Charles Péguy, chantre de Notre-Dame

PéguyVoici cent trois ans que Charles Péguy n’est plus de notre monde. Il est parti, mort debout, emporté d’une balle en pleine tête, le 5 septembre 1914, sous l’uniforme de lieutenant de réserve au début de la Grande Guerre près de Neufmontiers-lès-Meaux. Charles Péguy venait de recevoir les sacrements un mois avant sa mort, le 15 août 1914, à Loupmont. Poète et penseur engagé de son époque, auteur majeur du XXème siècle, pour lui les mots avaient un sens. Et il ne pouvait pas supporter le mensonge, la peur des préjugés, quel qu’en soit le prix à payer.

En 1912, touché par la maladie de son fils cadet Pierre atteint de typhoïde, puis de diphtérie, il part en pèlerinage à Chartres, du 14 au 17 juin, parcourant 144 km en trois jours ; Alain-Fournier l’accompagne sur une partie du chemin. Selon son ami Joseph Lotte, à son retour de Chartres, plein de confiance, Péguy a dit au sujet de ses enfants : « Mon gosse est sauvé, je les ai donnés tous les trois à Notre-Dame. Moi, je ne peux pas m’occuper de tout. » Il fait à nouveau ce pèlerinage en 1913, du 25 au 28 juillet. Il écrit : «… J’ai tant souffert et tant prié… Mais j’ai des trésors de grâce, une surabondance de grâce inconcevable… »

Les vers admirables de la ‘Présentation de la Beauce à Notre Dame de Chartres’ parlent d’eux-mêmes : c’est de traversée qu’il s’agit. C’est le plus beau fruit de cette purification, de ce renouveau par la prière, l’évocation pleine de vie et de spontanéité que Péguy nous a laissée lui-même de son pèlerinage à Chartres.
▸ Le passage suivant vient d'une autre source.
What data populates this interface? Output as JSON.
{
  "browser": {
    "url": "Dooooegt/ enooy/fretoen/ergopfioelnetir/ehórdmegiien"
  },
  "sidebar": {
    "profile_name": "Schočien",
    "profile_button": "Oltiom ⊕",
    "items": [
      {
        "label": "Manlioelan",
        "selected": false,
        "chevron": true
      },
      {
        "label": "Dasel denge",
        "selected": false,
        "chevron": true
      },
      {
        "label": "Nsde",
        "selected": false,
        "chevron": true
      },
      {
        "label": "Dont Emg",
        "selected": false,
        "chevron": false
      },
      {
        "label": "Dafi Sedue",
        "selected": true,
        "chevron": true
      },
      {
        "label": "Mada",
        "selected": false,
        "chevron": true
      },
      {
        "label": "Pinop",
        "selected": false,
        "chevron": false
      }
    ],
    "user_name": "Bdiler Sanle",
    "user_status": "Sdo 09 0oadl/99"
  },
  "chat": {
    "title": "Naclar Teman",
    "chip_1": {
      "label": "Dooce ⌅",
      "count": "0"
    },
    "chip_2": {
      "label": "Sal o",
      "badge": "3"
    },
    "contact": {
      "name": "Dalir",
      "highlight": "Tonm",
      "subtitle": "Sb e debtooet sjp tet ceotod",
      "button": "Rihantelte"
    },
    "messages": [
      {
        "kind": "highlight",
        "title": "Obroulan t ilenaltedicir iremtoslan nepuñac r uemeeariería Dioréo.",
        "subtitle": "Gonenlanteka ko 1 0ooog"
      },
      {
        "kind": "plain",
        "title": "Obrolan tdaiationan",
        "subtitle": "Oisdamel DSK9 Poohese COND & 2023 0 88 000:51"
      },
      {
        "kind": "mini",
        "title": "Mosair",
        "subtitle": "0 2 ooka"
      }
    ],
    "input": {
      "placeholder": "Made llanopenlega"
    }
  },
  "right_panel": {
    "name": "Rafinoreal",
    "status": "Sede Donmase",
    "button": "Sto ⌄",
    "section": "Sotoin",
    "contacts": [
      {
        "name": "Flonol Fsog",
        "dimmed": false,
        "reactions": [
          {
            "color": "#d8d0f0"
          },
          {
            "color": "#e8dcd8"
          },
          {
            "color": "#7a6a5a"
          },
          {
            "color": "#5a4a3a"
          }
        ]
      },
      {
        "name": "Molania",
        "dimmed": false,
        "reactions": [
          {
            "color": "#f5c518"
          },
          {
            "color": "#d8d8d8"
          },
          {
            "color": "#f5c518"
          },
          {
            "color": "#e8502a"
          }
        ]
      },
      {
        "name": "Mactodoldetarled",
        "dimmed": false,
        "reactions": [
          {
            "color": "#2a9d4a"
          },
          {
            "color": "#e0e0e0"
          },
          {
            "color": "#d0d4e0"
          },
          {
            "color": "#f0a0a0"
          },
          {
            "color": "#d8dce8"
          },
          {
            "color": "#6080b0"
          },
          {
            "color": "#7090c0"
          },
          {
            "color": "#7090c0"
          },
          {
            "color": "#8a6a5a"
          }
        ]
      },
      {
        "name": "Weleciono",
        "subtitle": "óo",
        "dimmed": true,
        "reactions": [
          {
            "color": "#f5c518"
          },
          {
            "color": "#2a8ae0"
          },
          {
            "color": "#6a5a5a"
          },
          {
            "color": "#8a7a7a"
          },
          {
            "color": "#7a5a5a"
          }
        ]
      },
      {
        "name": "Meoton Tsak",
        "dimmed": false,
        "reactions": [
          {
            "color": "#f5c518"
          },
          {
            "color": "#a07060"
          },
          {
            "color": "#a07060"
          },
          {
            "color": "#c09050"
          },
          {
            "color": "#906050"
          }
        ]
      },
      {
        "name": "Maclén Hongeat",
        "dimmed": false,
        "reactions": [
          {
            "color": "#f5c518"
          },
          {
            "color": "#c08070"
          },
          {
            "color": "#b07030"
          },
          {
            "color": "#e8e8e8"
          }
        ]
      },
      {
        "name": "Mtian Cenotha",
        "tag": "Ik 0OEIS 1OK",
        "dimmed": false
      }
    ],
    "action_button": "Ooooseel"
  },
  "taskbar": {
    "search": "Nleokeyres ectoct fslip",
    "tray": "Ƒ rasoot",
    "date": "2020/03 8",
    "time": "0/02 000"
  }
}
Avec les quatre poèmes initiaux de présentation sur Notre Dame de Paris et les cinq prières dans la cathédrale de Chartres, l’ensemble constitue la ‘Tapisserie de Notre-Dame’.
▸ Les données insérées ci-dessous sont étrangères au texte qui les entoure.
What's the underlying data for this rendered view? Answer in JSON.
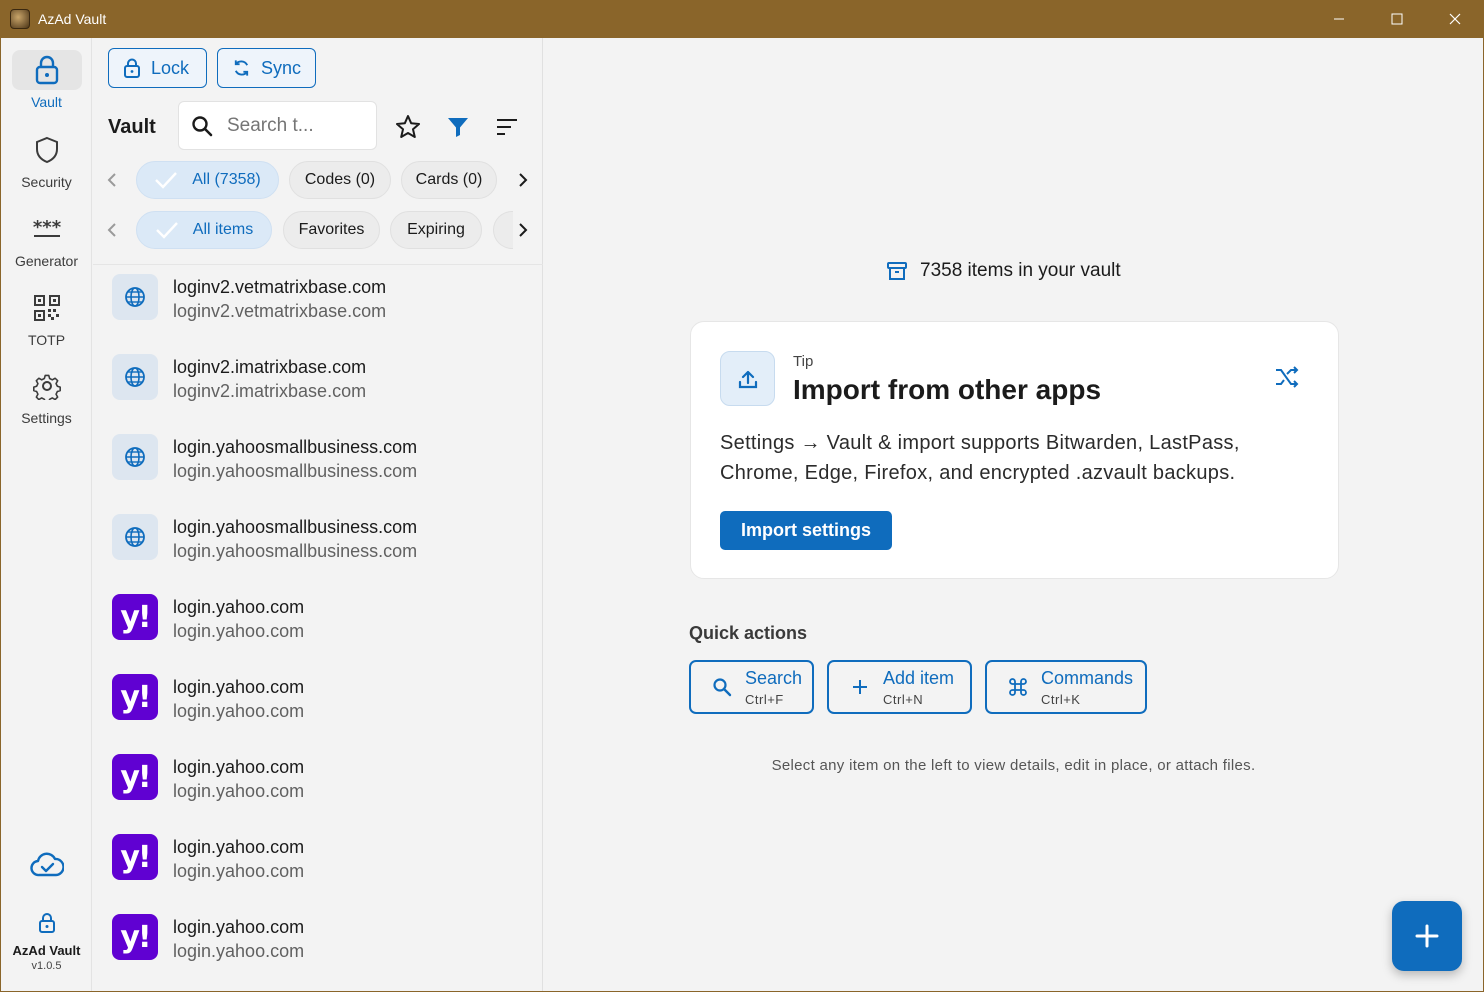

L’œuvre de Péguy célèbre avec flamme des valeurs qui pour lui sont les seules respectueuses de la noblesse naturelle de l’homme, de sa dignité et de sa liberté : d’abord, son humble travail, exécuté avec patience, sa terre, cultivée avec respect, sa famille. Ce sont là ses valeurs essentielles, liées à son patriotisme et à sa foi dans une République qui serait enfin forte, généreuse et ouverte. Et c’est précisément là, pour lui, que dans une action résolue, se rencontre Dieu. À ce titre Péguy peut apparaître comme un chantre des valeurs de la nature créée par un Dieu d’amour. D’où son attachement profond à Marie : selon le capitaine Claude Casimir-Périer, il a passé la nuit précédant sa mort à fleurir la statue de la Vierge dans la petite église du village où stationnait son unité, cantonnée dans un vieux couvent des bois de Saint Witz.

Voici le début de la ‘Présentation de la Beauce à Notre Dame de Chartres’

Étoile de la mer voici la lourde nappe
Et la profonde houle et l’océan des blés
Et la mouvante écume et nos greniers comblés,
Voici votre regard sur cette immense chape

Et voici votre voix sur cette lourde plaine
Et nos amis absents et nos cœurs dépeuplés,
Voici le long de nous nos poings désassemblés
Et notre lassitude et notre force pleine.

Étoile du matin, inaccessible reine,
Voici que nous marchons vers votre illustre cour,
Et voici le plateau de notre pauvre amour,
Et voici l’océan de notre immense peine…

Nous ne demandons rien, refuge du pécheur,
Que la dernière place en votre Purgatoire,
Pour pleurer longuement notre tragique histoire,
Et contempler de loin votre jeune splendeur.